Kids, Don't Try This at Home...

Doug Abadie and friend Video Taping at Sears Point Raceway, c. 1975

Doug Abadie on his highly modified Commando S shown here gassing it through a sweeper at Sears Point toting a cameraman.  He rode this motorcycle vigorously but with a smooth accomplishment which sometimes gave people riding behind him on back roads the mistaken notion that they should pass him and step up the pace.  This ended in disaster for the upstart often enough that this guy got somewhat of a rep and  became referred to by  some as "the crafty phantom".  This even happened once with a rider who was the then-current AFM Number One plate holder!

If you wonder why the cameraman looks suspiciously like Dick Mann, it may be because he's wearing a 'recycled' set of BSA factory leathers.  It's actually Kip Culver, who's experience as a sidecar monkey and coolness in the sort of situation pictured above made him well qualified for the task at hand.  He probably didn't think it was a daunting idea.

The video equipment used here has a camera, attached by the cable seen atop the shooter's shoulders, which is going around his neck to the rather large cassette recorder and battery pack he's holding between the two of them with his elbows and knees.... while making his shot!  And it's a good tape.

Probably this photo belongs in the Rogues Gallery, both these guys are abundantly qualified. 

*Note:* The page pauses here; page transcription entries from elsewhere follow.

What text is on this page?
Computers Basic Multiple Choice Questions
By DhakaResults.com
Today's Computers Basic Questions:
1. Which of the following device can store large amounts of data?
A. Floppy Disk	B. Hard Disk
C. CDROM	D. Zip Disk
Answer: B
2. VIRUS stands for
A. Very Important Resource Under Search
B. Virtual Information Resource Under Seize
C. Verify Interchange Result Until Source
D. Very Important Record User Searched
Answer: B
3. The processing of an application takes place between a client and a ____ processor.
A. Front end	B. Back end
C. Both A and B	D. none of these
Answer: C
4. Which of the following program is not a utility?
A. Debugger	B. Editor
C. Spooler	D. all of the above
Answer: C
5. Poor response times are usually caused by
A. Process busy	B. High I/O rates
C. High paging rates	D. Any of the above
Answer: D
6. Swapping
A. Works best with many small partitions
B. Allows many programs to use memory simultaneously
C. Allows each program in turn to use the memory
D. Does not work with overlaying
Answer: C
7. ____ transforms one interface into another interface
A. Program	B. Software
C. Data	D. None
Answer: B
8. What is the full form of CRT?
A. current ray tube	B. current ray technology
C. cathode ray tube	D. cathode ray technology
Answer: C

This motorcycle is one we don't have any "mug shots" of, but did a lot of work on.  It started life as a '69 S model and picked up the Dunstall fuel tank, seat, tacky exhaust plumbing and front brake at different points along the way. 

The motor was hot enough to be marginally streetable for the every-day slogging it was subjected to; at one point, it began shredding gearboxes and that financially ruinous trait was cured by fitting the older single row primary drive and matching mainshaft.   Of course, it's not as good a clutch, but it does have a cush drive that works.  No more blown trannies.

Amazingly (to this rider, anyway) the front brake, with its tiny rotors, worked pretty well.  They were a bugger to work on; the calipers are integrally cast into the fork legs, with two live pistons on each caliper.  You couldn't split the caliper to work on it, all access was through the bore from the outside (you can infer the small piston size from the ring nut visible on the caliper).

Doug liked the skinny 3.60x19 Dunlop K-81 on the front, this writer  personally had no fondness for that tire at all.  It did make for a quick handler.

After riding this bike for a number of years, Doug got his hands on a Rickman-Kawasaki with a pumped up 1100cc Yoshimura Z-1 engine.  He'd gotten tired of the unending minor maintenance that accompanied being married to the Norton and probably bored with its performance as well.   In the pre-Ninja '70's, that pumped up Kwakker was hands down as fast as anything on the road, anywhere.  He also didn't have to work on it.   The Norton  became a dust-collector and was sold.